Abstract: FR-OR63
Sparsentan (SPAR) as First-Line Treatment of Incident Patients with IgA Nephropathy: Interim Analysis of the SPARTAN Trial
Session Information
- IgA Nephropathy: New Therapies and Insights
October 25, 2024 | Location: Room 6D, Convention Center
Abstract Time: 05:40 PM - 05:50 PM
Category: Glomerular Diseases
- 1402 Glomerular Diseases: Clinical, Outcomes, and Therapeutics
Authors
- Cheung, Chee Kay, University of Leicester & Leicester General Hospital, Leicester, United Kingdom
- Moody, Stephanie, Travere Therapeutics, Inc., San Diego, California, United States
- Dhaun, Neeraj, Department of Renal Medicine, Royal Infirmary of Edinburgh, Edinburgh, United Kingdom
- Griffin, Sian V., Department of Nephrology and Transplantation, University Hospital of Wales, Cardiff, United Kingdom
- Howson, Alexandra Louise, University of Leicester & Leicester General Hospital, Leicester, United Kingdom
- Komers, Radko, Travere Therapeutics, Inc., San Diego, California, United States
- Mercer, Alex, JAMCO Pharma Consulting, Stockholm, Sweden
- Sayer, Matthew, Department of Renal Medicine, Royal Infirmary of Edinburgh, Edinburgh, United Kingdom
- Sinha, Smeeta, Department of Renal Medicine Salford Royal Hospital Northern Care Alliance NHS Foundation Trust, Salford, United Kingdom
- Willcocks, Lisa C., Department of Renal Medicine, Addenbrooke's Hospital, Cambridge University Hospitals, Cambridge, United Kingdom
- Barratt, Jonathan, University of Leicester & Leicester General Hospital, Leicester, United Kingdom
Background
SPAR is a nonimmunosuppressive, dual endothelin and angiotensin receptor antagonist (DEARA) approved in the US and EU for the treatment of adults with IgAN. SPARTAN (NCT04663204) is an open-label, single-arm, multicenter, exploratory trial investigating the safety, efficacy, and mechanistic action of SPAR as first-line therapy in patients newly diagnosed with IgAN. We report interim findings.
Methods
Twelve patients ≥18 y old with biopsy-proven IgAN, proteinuria of ≥0.5 g/d, eGFR of ≥30 mL/min/1.73 m2, and no prior treatment with ACEis/ARBs (≤12 mo) were enrolled.
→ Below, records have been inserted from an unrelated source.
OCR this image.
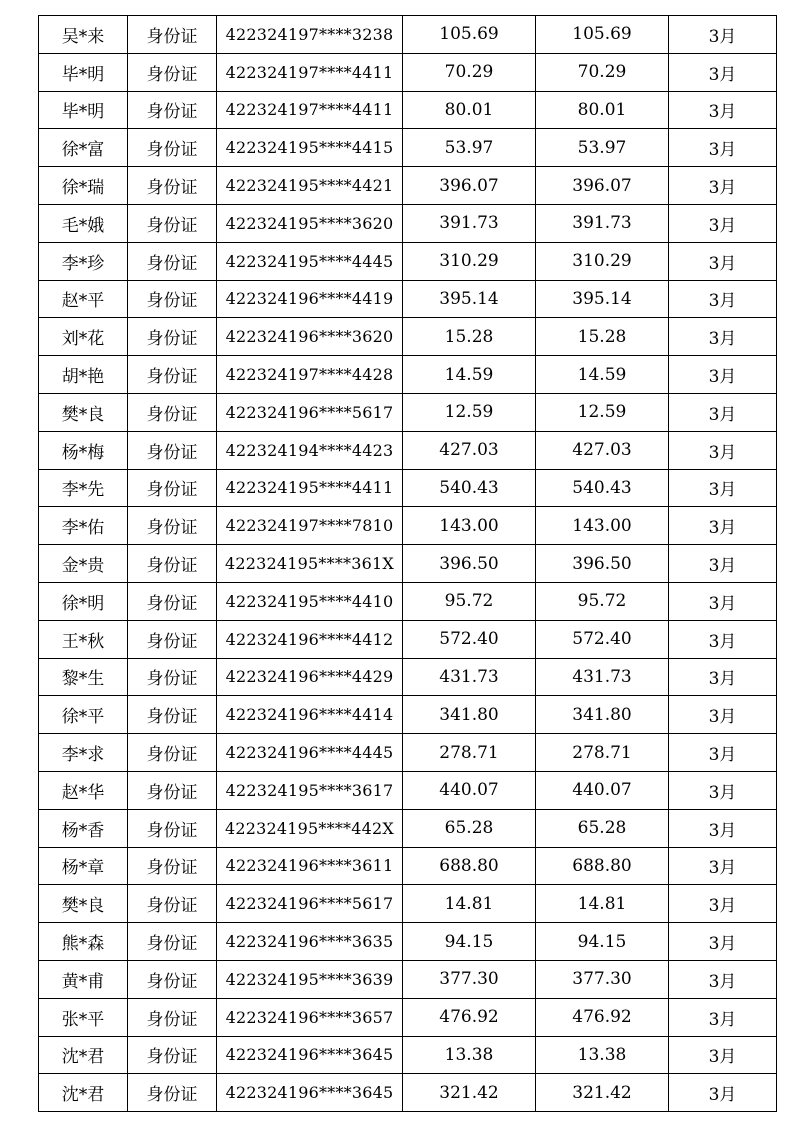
吴*来	身份证	422324197****3238	105.69	105.69	3月
毕*明	身份证	422324197****4411	70.29	70.29	3月
毕*明	身份证	422324197****4411	80.01	80.01	3月
徐*富	身份证	422324195****4415	53.97	53.97	3月
徐*瑞	身份证	422324195****4421	396.07	396.07	3月
毛*娥	身份证	422324195****3620	391.73	391.73	3月
李*珍	身份证	422324195****4445	310.29	310.29	3月
赵*平	身份证	422324196****4419	395.14	395.14	3月
刘*花	身份证	422324196****3620	15.28	15.28	3月
胡*艳	身份证	422324197****4428	14.59	14.59	3月
樊*良	身份证	422324196****5617	12.59	12.59	3月
杨*梅	身份证	422324194****4423	427.03	427.03	3月
李*先	身份证	422324195****4411	540.43	540.43	3月
李*佑	身份证	422324197****7810	143.00	143.00	3月
金*贵	身份证	422324195****361X	396.50	396.50	3月
徐*明	身份证	422324195****4410	95.72	95.72	3月
王*秋	身份证	422324196****4412	572.40	572.40	3月
黎*生	身份证	422324196****4429	431.73	431.73	3月
徐*平	身份证	422324196****4414	341.80	341.80	3月
李*求	身份证	422324196****4445	278.71	278.71	3月
赵*华	身份证	422324195****3617	440.07	440.07	3月
杨*香	身份证	422324195****442X	65.28	65.28	3月
杨*章	身份证	422324196****3611	688.80	688.80	3月
樊*良	身份证	422324196****5617	14.81	14.81	3月
熊*森	身份证	422324196****3635	94.15	94.15	3月
黄*甫	身份证	422324195****3639	377.30	377.30	3月
张*平	身份证	422324196****3657	476.92	476.92	3月
沈*君	身份证	422324196****3645	13.38	13.38	3月
沈*君	身份证	422324196****3645	321.42	321.42	3月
SPAR is given for 110 wk with 4-wk safety follow-up. In a prespecified 24-wk interim analysis, proteinuria, GFR, BP, body weight, total body water (bioimpedance), and safety were assessed.
Results
Mean age at enrollment was 35.8 (SD 12.2) y (5 female), with median (IQR) proteinuria of 1.7 (0.6-3.3) g/d and mean eGFR of 70.2 (SD 25.0) mL/min/1.73 m2 at baseline (BL). Proteinuria reductions were rapid (−61.9% [±SE −66.9 to −56.1] from BL to wk 4) and sustained over 24 wk (Figure); 58% of patients achieved complete proteinuria remission (<0.3 g/d) at any time during the first 24 wk of treatment. After an initial decrease from BL (125/78 mm Hg), BP remained stable during follow-up; eGFR, total body water, and body weight were generally stable (Table). The most frequent AE was dizziness (50% of patients); 1 patient discontinued due to hypotension.
Conclusion
In patients newly diagnosed with IgAN, interim findings show that SPAR as first-line treatment was generally well tolerated and reduced proteinuria ≈70% over 24 wk.
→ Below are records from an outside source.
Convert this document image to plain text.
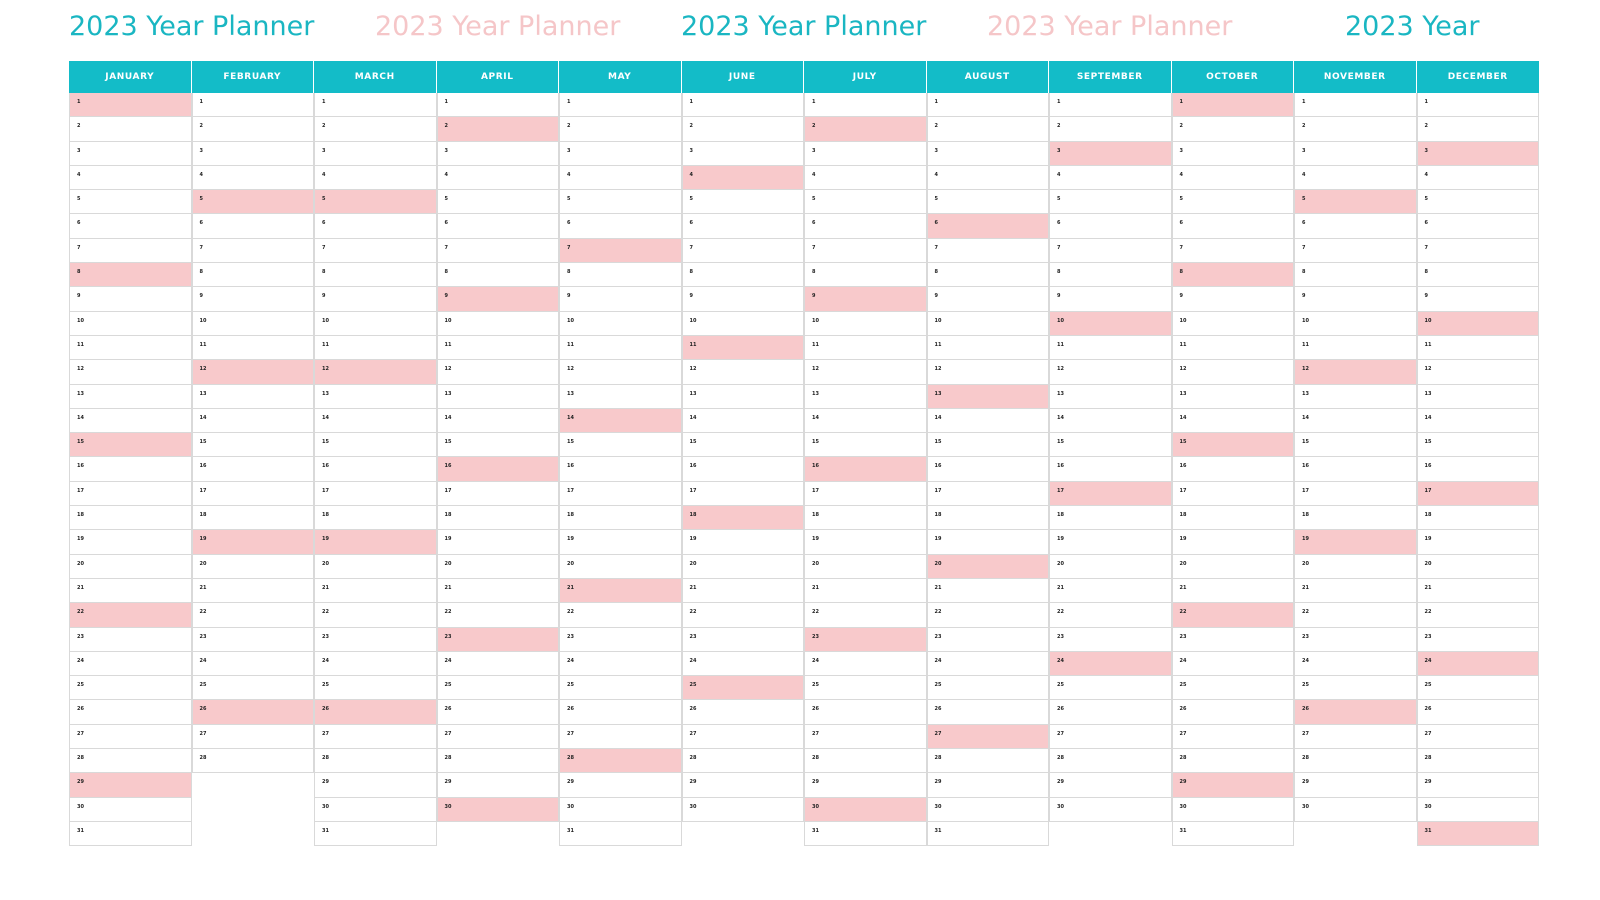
2023 Year Planner 2023 Year Planner 2023 Year Planner 2023 Year Planner	2023 Year
JANUARY
1
2
3
4
5
6
7
8
9
10
11
12
13
14
15
16
17
18
19
20
21
22
23
24
25
26
27
28
29
30
31
FEBRUARY
1
2
3
4
5
6
7
8
9
10
11
12
13
14
15
16
17
18
19
20
21
22
23
24
25
26
27
28
MARCH
1
2
3
4
5
6
7
8
9
10
11
12
13
14
15
16
17
18
19
20
21
22
23
24
25
26
27
28
29
30
31
APRIL
1
2
3
4
5
6
7
8
9
10
11
12
13
14
15
16
17
18
19
20
21
22
23
24
25
26
27
28
29
30
MAY
1
2
3
4
5
6
7
8
9
10
11
12
13
14
15
16
17
18
19
20
21
22
23
24
25
26
27
28
29
30
31
JUNE
1
2
3
4
5
6
7
8
9
10
11
12
13
14
15
16
17
18
19
20
21
22
23
24
25
26
27
28
29
30
JULY
1
2
3
4
5
6
7
8
9
10
11
12
13
14
15
16
17
18
19
20
21
22
23
24
25
26
27
28
29
30
31
AUGUST
1
2
3
4
5
6
7
8
9
10
11
12
13
14
15
16
17
18
19
20
21
22
23
24
25
26
27
28
29
30
31
SEPTEMBER
1
2
3
4
5
6
7
8
9
10
11
12
13
14
15
16
17
18
19
20
21
22
23
24
25
26
27
28
29
30
OCTOBER
1
2
3
4
5
6
7
8
9
10
11
12
13
14
15
16
17
18
19
20
21
22
23
24
25
26
27
28
29
30
31
NOVEMBER
1
2
3
4
5
6
7
8
9
10
11
12
13
14
15
16
17
18
19
20
21
22
23
24
25
26
27
28
29
30
DECEMBER
1
2
3
4
5
6
7
8
9
10
11
12
13
14
15
16
17
18
19
20
21
22
23
24
25
26
27
28
29
30
31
Summary Interim Data Over 24 Wk
| Mean change from baseline (SD) | Week 2 (n=12) | Week 4 (n=11) | Week 6 (n=11) | Week 12 (n=11) | Week 24 (n=11) |
| Weight, kg | −0.3 (0.7) | −0.2 (1.4) | 0.2 (1.4) | 0.1 (2.7) | −1.0 (3.3) |
| Total body water, L | – | – | −2.2 (7.5) | −2.0 (7.5) | −2.4 (7.4) |
| Office BP, mm Hg Systolic Diastolic | −7 (7) −7 (11) | −13 (9) −7 (8) | −12 (9) −7 (9) | −13 (7) −7 (7) | −15 (6) −8 (9) |
| Ambulatory BP, mm Hg Systolic Diastolic | – – | – – | −12 (12)* −9 (9)* | – – | – – |
| eGFR, mL/min/1.73 m2 | 1.1 (7.6) | −3.4 (6.5) | −1.3 (5.1) | 1.3 (6.5) | −5.6 (6.2) |
*n=7.
Funding
- Commercial Support – Travere Therapeutics, Inc.